Apple’s iPhone is probably one of the most loved phones in the world and its most characteristic feature is its look and design. Over the decades, other major ruling electronics companies have also come up with many smartphones with diverse designs driving the competition. Barbieri Montgomery, executive professor of law and business at Northeastern University expounds on the infringement claim Apple made on Samsung Electronics back in 2012 when design patents were yet to become a thing.
A “patent” basically is what one would get to protect one’s innovation or invention. It gives its owner the legal right to exclude others from making, using, selling, and importing that invention. But most people are ignorant about the protection of intellectual property (IP): design-patent protection.
What is the difference between a utility patent and a design patent? -Utility patents are what most people think of as patents covering new and useful devices, processes and materials. Design patents, on the other hand, cover the new, original, ornamental design of an article of manufacture. For a particular device, one or more utility patents may cover the useful, functional features and the method of using the device, while a design patent covers the way it looks. While utility patents often have numerous, lengthy, precisely worded claims, each design patent has a single claim, which is shown in one or more drawings.
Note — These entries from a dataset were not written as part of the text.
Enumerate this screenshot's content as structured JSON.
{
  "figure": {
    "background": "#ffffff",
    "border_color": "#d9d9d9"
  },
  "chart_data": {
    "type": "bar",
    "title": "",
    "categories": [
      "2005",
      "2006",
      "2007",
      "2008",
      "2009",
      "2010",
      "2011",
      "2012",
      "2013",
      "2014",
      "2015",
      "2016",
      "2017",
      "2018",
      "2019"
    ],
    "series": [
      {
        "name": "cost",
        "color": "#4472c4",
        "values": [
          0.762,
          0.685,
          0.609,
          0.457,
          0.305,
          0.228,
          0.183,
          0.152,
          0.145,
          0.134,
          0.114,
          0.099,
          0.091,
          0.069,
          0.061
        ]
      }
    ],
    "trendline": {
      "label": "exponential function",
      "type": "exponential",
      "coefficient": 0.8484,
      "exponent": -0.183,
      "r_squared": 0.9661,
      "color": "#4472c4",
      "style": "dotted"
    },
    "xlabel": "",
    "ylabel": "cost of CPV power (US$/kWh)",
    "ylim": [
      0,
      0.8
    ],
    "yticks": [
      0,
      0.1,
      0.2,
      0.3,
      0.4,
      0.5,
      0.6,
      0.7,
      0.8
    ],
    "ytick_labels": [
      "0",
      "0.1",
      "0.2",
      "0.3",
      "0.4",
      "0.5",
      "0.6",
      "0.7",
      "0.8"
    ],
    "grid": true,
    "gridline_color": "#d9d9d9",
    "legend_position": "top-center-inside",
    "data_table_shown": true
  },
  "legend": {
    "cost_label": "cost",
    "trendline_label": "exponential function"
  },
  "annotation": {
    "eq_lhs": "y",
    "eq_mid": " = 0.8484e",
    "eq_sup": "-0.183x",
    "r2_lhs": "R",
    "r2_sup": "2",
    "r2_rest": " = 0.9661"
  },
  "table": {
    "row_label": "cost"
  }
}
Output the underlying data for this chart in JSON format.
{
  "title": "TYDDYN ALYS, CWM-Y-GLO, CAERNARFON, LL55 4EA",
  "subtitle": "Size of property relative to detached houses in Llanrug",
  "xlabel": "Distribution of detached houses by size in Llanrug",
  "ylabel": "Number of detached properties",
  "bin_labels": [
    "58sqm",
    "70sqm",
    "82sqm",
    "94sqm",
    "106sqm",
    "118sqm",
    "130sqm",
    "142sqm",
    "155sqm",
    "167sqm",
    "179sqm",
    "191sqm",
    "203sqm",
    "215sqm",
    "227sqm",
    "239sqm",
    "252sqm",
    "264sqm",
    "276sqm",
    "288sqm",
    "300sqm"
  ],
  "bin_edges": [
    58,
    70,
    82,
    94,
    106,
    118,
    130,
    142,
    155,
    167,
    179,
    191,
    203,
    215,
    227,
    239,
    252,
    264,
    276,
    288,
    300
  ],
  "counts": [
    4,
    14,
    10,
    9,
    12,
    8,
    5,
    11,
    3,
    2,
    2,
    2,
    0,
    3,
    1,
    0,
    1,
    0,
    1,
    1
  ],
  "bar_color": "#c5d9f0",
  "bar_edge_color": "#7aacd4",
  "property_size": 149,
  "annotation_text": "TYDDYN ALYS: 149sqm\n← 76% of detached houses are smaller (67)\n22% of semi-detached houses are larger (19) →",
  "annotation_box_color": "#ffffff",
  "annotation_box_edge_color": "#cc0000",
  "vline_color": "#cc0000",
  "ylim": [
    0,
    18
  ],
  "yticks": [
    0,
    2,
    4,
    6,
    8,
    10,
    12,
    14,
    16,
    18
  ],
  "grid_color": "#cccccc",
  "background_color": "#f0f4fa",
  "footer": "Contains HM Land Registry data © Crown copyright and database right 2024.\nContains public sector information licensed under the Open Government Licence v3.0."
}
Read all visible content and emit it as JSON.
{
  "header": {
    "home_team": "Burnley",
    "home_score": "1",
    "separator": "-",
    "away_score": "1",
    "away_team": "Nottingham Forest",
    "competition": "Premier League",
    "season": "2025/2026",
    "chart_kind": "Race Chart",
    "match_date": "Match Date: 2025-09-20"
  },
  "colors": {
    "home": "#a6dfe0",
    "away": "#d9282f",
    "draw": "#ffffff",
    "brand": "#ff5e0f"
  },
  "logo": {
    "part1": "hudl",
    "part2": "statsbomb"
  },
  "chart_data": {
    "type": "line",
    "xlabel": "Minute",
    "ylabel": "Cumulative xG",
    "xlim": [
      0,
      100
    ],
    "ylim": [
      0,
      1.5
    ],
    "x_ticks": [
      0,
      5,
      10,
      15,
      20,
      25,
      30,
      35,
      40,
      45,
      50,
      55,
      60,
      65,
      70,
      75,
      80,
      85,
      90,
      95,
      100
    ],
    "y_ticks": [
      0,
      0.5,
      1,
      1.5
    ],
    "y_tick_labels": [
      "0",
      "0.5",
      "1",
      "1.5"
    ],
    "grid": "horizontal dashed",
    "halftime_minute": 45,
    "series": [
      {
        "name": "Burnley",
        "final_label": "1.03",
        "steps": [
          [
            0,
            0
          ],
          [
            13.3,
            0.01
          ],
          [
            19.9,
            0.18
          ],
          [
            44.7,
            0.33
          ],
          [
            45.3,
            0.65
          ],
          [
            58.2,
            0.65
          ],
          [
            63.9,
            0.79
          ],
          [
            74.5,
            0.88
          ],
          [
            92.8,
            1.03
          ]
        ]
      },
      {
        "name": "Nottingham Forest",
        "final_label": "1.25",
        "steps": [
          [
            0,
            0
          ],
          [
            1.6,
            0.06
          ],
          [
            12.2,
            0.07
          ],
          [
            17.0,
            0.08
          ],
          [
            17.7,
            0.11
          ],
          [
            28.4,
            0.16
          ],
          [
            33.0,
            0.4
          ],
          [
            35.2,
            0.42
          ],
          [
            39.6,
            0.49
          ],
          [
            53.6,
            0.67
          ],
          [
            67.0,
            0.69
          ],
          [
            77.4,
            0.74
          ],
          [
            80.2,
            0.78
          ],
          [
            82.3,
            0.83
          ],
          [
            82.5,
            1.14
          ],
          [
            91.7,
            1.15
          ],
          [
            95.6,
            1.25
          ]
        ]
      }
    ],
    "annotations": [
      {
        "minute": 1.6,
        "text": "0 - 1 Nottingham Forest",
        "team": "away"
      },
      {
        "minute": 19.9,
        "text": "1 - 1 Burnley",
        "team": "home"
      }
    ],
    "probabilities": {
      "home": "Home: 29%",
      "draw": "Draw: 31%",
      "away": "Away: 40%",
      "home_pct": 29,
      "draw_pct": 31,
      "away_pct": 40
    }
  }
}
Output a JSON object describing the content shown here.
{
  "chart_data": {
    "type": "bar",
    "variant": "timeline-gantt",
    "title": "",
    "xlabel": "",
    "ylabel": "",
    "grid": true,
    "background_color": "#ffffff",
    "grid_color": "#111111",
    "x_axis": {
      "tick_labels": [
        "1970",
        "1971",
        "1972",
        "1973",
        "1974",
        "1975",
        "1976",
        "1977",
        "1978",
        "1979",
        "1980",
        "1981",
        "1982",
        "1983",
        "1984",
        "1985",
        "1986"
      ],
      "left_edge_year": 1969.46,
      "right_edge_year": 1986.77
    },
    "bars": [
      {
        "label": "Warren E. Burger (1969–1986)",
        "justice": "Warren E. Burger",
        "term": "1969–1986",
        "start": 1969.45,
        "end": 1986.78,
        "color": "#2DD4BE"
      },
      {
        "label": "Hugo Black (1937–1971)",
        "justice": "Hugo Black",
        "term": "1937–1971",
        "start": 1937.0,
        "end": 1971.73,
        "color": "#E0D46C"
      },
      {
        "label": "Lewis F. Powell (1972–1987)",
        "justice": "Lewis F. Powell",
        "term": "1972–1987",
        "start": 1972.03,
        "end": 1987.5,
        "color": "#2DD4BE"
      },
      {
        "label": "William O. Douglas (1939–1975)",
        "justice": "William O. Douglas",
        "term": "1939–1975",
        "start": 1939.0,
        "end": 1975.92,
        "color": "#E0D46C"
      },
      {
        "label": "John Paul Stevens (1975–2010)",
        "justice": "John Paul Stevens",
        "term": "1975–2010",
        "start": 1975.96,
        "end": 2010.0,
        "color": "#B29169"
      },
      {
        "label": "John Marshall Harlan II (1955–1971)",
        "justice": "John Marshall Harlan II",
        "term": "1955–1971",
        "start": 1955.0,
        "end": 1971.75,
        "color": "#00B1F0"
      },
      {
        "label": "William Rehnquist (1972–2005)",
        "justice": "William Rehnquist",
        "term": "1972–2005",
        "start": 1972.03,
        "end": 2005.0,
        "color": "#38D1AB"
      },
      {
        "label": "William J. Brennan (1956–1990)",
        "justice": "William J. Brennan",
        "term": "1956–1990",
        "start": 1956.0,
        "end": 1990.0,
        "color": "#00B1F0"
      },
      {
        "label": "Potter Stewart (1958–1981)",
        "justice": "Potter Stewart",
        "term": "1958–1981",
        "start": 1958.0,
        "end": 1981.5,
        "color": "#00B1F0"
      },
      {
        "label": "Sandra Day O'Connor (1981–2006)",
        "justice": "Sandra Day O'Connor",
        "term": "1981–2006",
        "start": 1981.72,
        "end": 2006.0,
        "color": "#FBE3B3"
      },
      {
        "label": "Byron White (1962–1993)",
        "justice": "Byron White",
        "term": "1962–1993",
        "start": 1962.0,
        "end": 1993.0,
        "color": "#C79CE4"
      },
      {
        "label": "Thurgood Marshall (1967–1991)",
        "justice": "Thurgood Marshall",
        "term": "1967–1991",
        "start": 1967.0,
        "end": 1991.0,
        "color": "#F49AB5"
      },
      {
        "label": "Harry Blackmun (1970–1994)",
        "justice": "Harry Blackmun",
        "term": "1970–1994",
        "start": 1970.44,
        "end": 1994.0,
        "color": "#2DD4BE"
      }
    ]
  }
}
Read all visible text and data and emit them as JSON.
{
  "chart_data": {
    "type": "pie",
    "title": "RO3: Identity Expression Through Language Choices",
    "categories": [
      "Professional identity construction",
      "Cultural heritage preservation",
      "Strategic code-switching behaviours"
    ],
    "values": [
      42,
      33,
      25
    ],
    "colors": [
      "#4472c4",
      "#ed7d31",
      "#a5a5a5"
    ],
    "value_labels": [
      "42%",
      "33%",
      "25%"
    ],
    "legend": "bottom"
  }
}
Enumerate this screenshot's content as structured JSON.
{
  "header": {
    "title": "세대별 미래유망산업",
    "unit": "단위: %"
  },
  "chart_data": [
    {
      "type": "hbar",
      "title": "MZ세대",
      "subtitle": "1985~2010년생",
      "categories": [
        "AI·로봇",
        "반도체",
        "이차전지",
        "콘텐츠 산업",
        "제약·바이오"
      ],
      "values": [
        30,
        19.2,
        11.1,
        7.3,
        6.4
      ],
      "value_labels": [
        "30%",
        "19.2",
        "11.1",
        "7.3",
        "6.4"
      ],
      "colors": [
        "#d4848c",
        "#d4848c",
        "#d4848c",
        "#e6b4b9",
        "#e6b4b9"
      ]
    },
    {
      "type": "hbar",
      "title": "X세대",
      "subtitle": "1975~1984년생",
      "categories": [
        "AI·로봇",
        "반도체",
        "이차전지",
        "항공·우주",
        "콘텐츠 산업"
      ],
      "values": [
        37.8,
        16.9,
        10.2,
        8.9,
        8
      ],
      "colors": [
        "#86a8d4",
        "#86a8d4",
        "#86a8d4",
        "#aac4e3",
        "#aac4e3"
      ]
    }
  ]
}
Back in 2012, Apple accused Samsung of infringing a variety of IP assets: three utility patents and four design patents, as well as registered and unregistered trade dress. Apple was later awarded more than $1 billion by Samsung against their lawsuit. The controversy was followed by a clamor over Apple having a “monopoly over rectangles with rounded corners,” and had put design-patent protection in the spotlight.
Significantly over the past few decades, investment in design patents have been increasing from mere thousands to couple million today. The rate of growth has varied by industry, decreasing in some, remaining fairly stable in certain sectors (such as automotive), and enjoying spikes of interest in footwear and other consumer goods sectors.